Agricultural Research Service

Research Project: INTERVENTION TECHNOLOGIES FOR ENHANCING THE SAFETY AND SECURITY OF FRESH AND MINIMALLY PROCESSED PRODUCE AND SOLID PLANT-DERIVED FOODS Title: Efficacy of post-storage irradiation to reduce Salmonella on sliced tomatoes

Author
item Niemira, Brendan

Submitted to: Meeting Abstract
Publication Type: Abstract Only
Publication Acceptance Date: April 3, 2009
Publication Date: July 18, 2010
Citation: Niemira,B. 2010. Efficacy of post-storage irradiation to reduce slamonella on sliced tomatoes [abstract]. Institute of Food Technologists Annual Meeting.Chicago,IL. p.1.

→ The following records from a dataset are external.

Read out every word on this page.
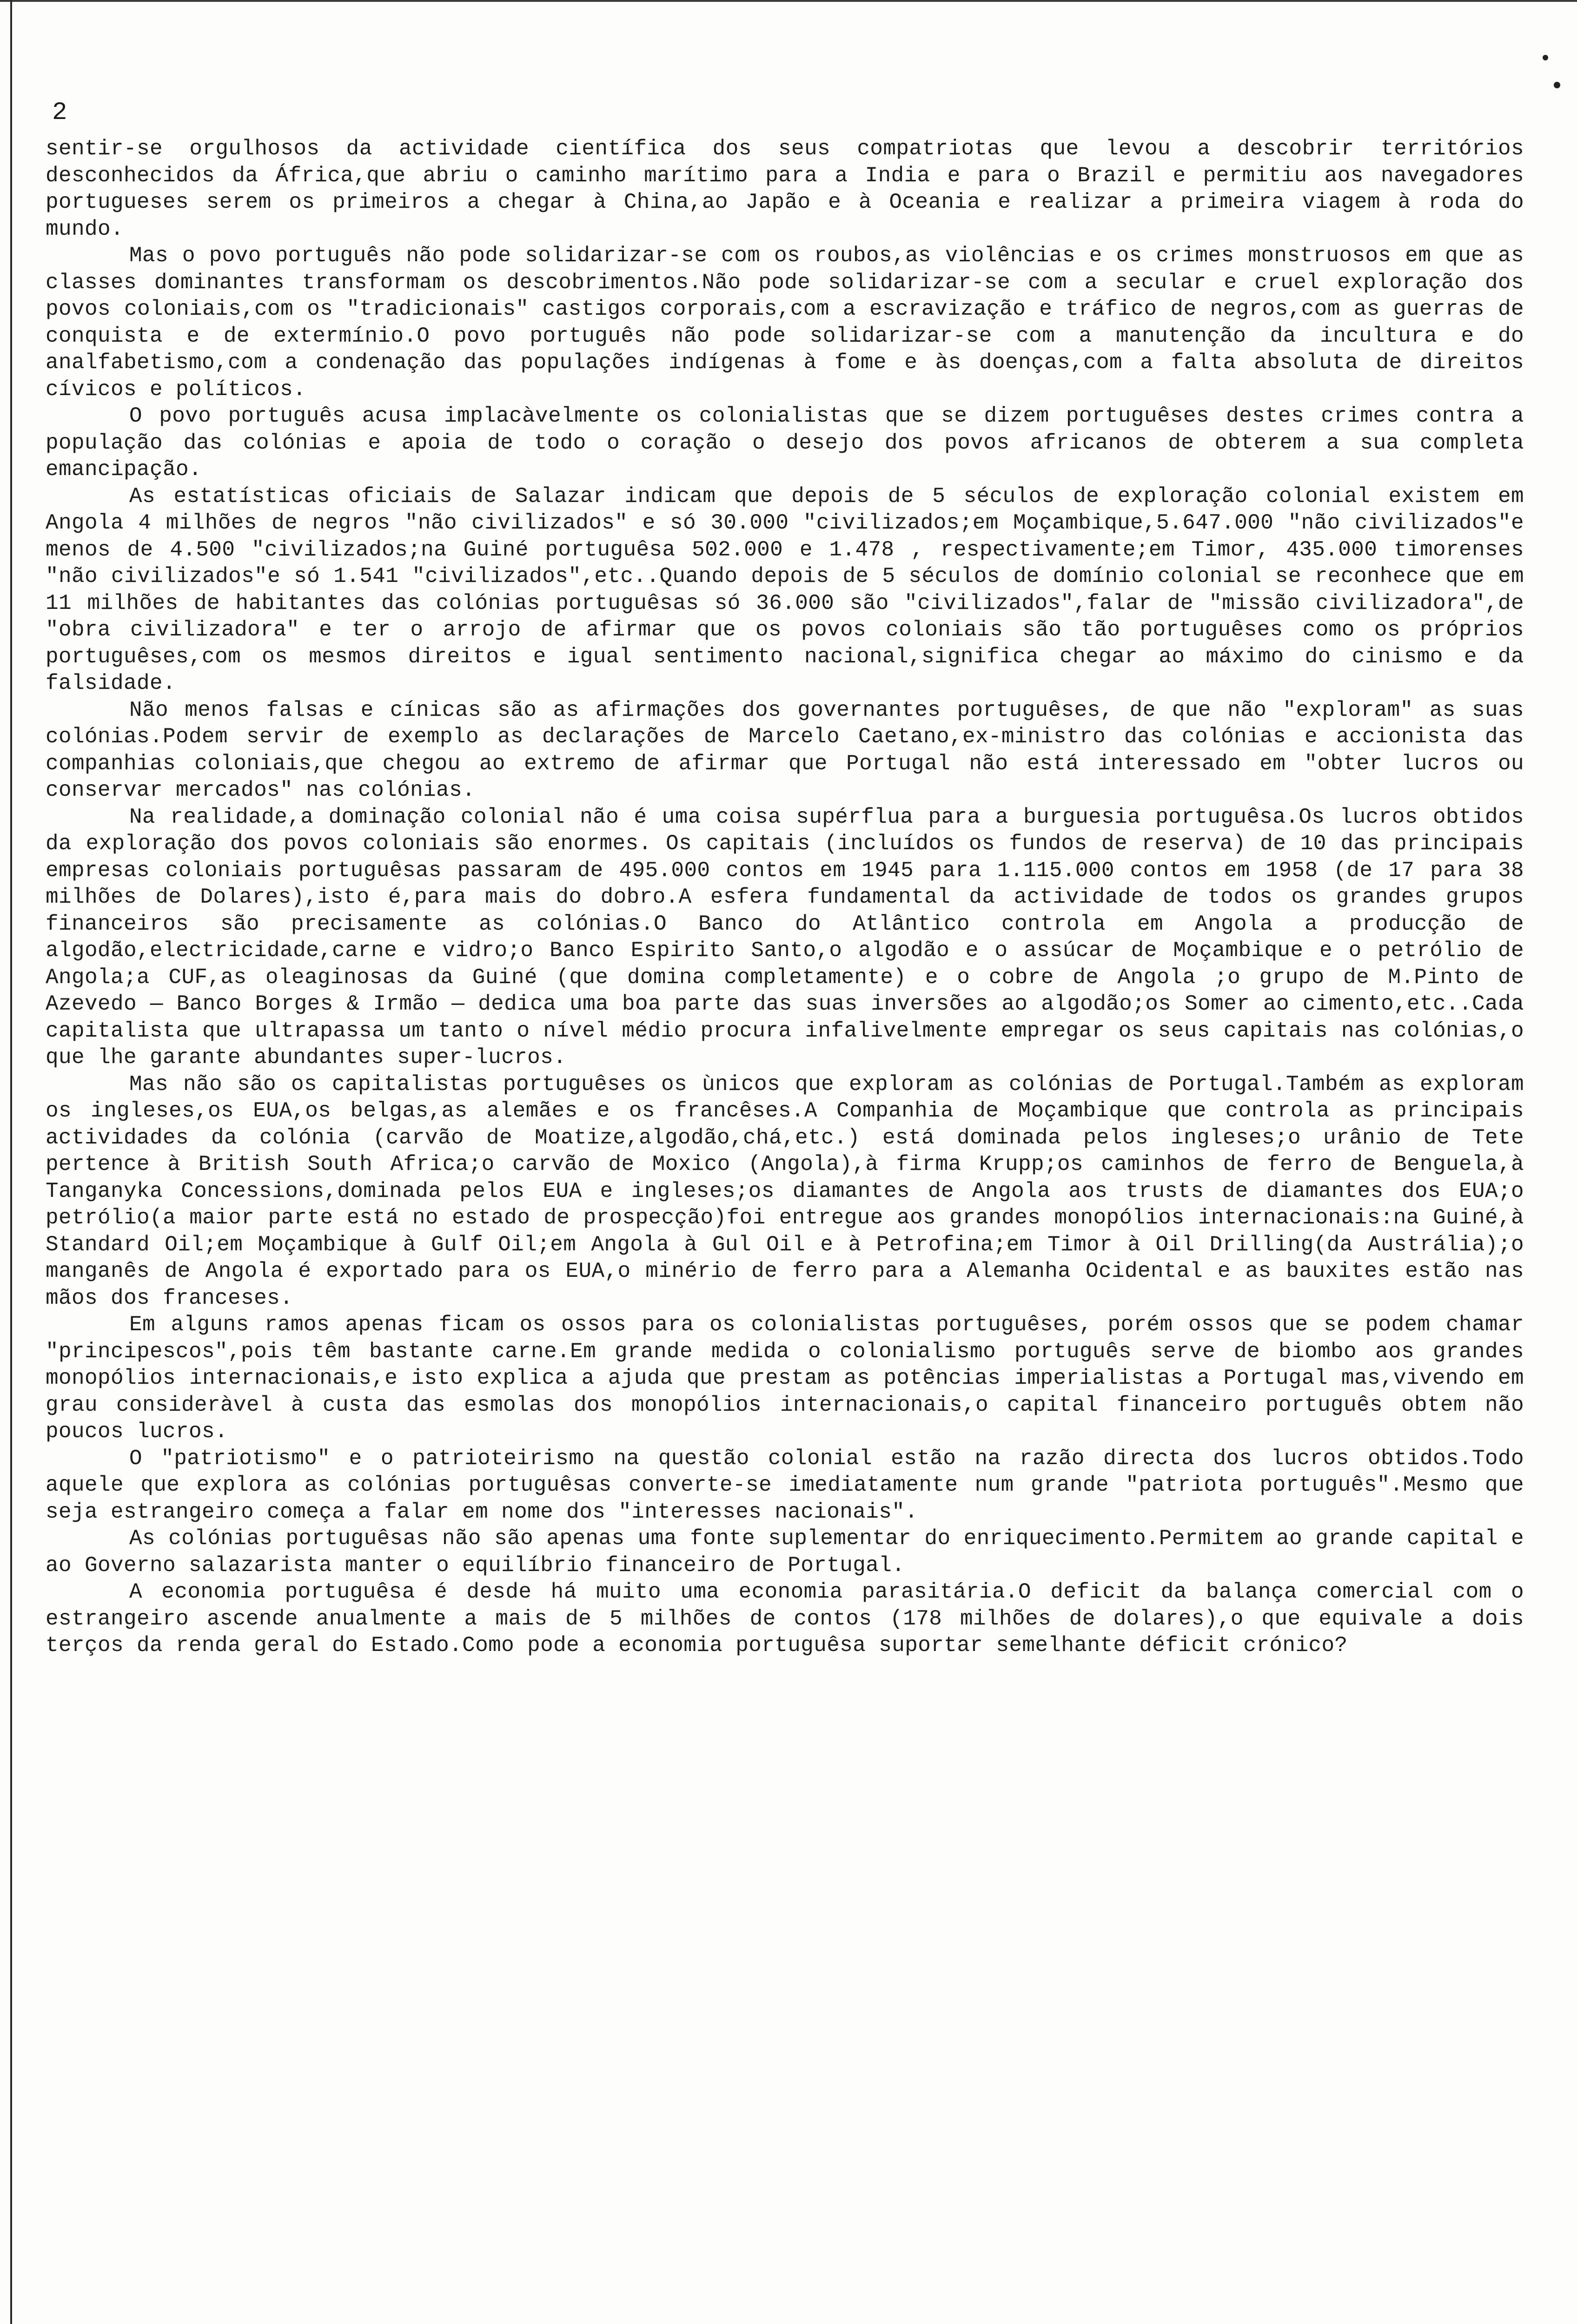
2

sentir-se orgulhosos da actividade científica dos seus compatriotas que levou a descobrir territórios desconhecidos da África,que abriu o caminho marítimo para a India e para o Brazil e permitiu aos navegadores portugueses serem os primeiros a chegar à China,ao Japão e à Oceania e realizar a primeira viagem à roda do mundo.

Mas o povo português não pode solidarizar-se com os roubos,as violências e os crimes monstruosos em que as classes dominantes transformam os descobrimentos.Não pode solidarizar-se com a secular e cruel exploração dos povos coloniais,com os "tradicionais" castigos corporais,com a escravização e tráfico de negros,com as guerras de conquista e de extermínio.O povo português não pode solidarizar-se com a manutenção da incultura e do analfabetismo,com a condenação das populações indígenas à fome e às doenças,com a falta absoluta de direitos cívicos e políticos.

O povo português acusa implacàvelmente os colonialistas que se dizem portuguêses destes crimes contra a população das colónias e apoia de todo o coração o desejo dos povos africanos de obterem a sua completa emancipação.

As estatísticas oficiais de Salazar indicam que depois de 5 séculos de exploração colonial existem em Angola 4 milhões de negros "não civilizados" e só 30.000 "civilizados;em Moçambique,5.647.000 "não civilizados"e menos de 4.500 "civilizados;na Guiné portuguêsa 502.000 e 1.478 , respectivamente;em Timor, 435.000 timorenses "não civilizados"e só 1.541 "civilizados",etc..Quando depois de 5 séculos de domínio colonial se reconhece que em 11 milhões de habitantes das colónias portuguêsas só 36.000 são "civilizados",falar de "missão civilizadora",de "obra civilizadora" e ter o arrojo de afirmar que os povos coloniais são tão portuguêses como os próprios portuguêses,com os mesmos direitos e igual sentimento nacional,significa chegar ao máximo do cinismo e da falsidade.

Não menos falsas e cínicas são as afirmações dos governantes portuguêses, de que não "exploram" as suas colónias.Podem servir de exemplo as declarações de Marcelo Caetano,ex-ministro das colónias e accionista das companhias coloniais,que chegou ao extremo de afirmar que Portugal não está interessado em "obter lucros ou conservar mercados" nas colónias.

Na realidade,a dominação colonial não é uma coisa supérflua para a burguesia portuguêsa.Os lucros obtidos da exploração dos povos coloniais são enormes. Os capitais (incluídos os fundos de reserva) de 10 das principais empresas coloniais portuguêsas passaram de 495.000 contos em 1945 para 1.115.000 contos em 1958 (de 17 para 38 milhões de Dolares),isto é,para mais do dobro.A esfera fundamental da actividade de todos os grandes grupos financeiros são precisamente as colónias.O Banco do Atlântico controla em Angola a producção de algodão,electricidade,carne e vidro;o Banco Espirito Santo,o algodão e o assúcar de Moçambique e o petrólio de Angola;a CUF,as oleaginosas da Guiné (que domina completamente) e o cobre de Angola ;o grupo de M.Pinto de Azevedo — Banco Borges & Irmão — dedica uma boa parte das suas inversões ao algodão;os Somer ao cimento,etc..Cada capitalista que ultrapassa um tanto o nível médio procura infalivelmente empregar os seus capitais nas colónias,o que lhe garante abundantes super-lucros.

Mas não são os capitalistas portuguêses os ùnicos que exploram as colónias de Portugal.Também as exploram os ingleses,os EUA,os belgas,as alemães e os francêses.A Companhia de Moçambique que controla as principais actividades da colónia (carvão de Moatize,algodão,chá,etc.) está dominada pelos ingleses;o urânio de Tete pertence à British South Africa;o carvão de Moxico (Angola),à firma Krupp;os caminhos de ferro de Benguela,à Tanganyka Concessions,dominada pelos EUA e ingleses;os diamantes de Angola aos trusts de diamantes dos EUA;o petrólio(a maior parte está no estado de prospecção)foi entregue aos grandes monopólios internacionais:na Guiné,à Standard Oil;em Moçambique à Gulf Oil;em Angola à Gul Oil e à Petrofina;em Timor à Oil Drilling(da Austrália);o manganês de Angola é exportado para os EUA,o minério de ferro para a Alemanha Ocidental e as bauxites estão nas mãos dos franceses.

Em alguns ramos apenas ficam os ossos para os colonialistas portuguêses, porém ossos que se podem chamar "principescos",pois têm bastante carne.Em grande medida o colonialismo português serve de biombo aos grandes monopólios internacionais,e isto explica a ajuda que prestam as potências imperialistas a Portugal mas,vivendo em grau consideràvel à custa das esmolas dos monopólios internacionais,o capital financeiro português obtem não poucos lucros.

O "patriotismo" e o patrioteirismo na questão colonial estão na razão directa dos lucros obtidos.Todo aquele que explora as colónias portuguêsas converte-se imediatamente num grande "patriota português".Mesmo que seja estrangeiro começa a falar em nome dos "interesses nacionais".

As colónias portuguêsas não são apenas uma fonte suplementar do enriquecimento.Permitem ao grande capital e ao Governo salazarista manter o equilíbrio financeiro de Portugal.

A economia portuguêsa é desde há muito uma economia parasitária.O deficit da balança comercial com o estrangeiro ascende anualmente a mais de 5 milhões de contos (178 milhões de dolares),o que equivale a dois terços da renda geral do Estado.Como pode a economia portuguêsa suportar semelhante déficit crónico?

Technical Abstract: Contamination of tomatoes with Salmonella is a recurring food safety concern. Irradiation is a nonthermal intervention that can inactivate pathogens on fresh produce. The best practices for implementing irradiation for fresh produce have yet to be determined. Roma tomatoes were sliced and inoculated with a cocktail of outbreak strains of Salmonella. The inoculated tomatoes were held in refrigerated storage for various times after inoculation, to simulate potential time delay between packaging and irradiation treatment. Tomatoes were irradiated immediately (0h), or after 24, 48 or 72h in storage. The surviving populations were recovered and enumerated. Irradiation effectively reduced Salmonella at all times. D10 value (the dose necessary for 1 log reduction) were not significantly different at each storage time, and ranged from 0.382 – 0.473 kGy. These results suggest that the efficacy of irradiation is preserved regardless of the time required for shipping or holding of processed Roma tomatoes. This information will be of value in the formulation of irradiation protocols in a commercial environment.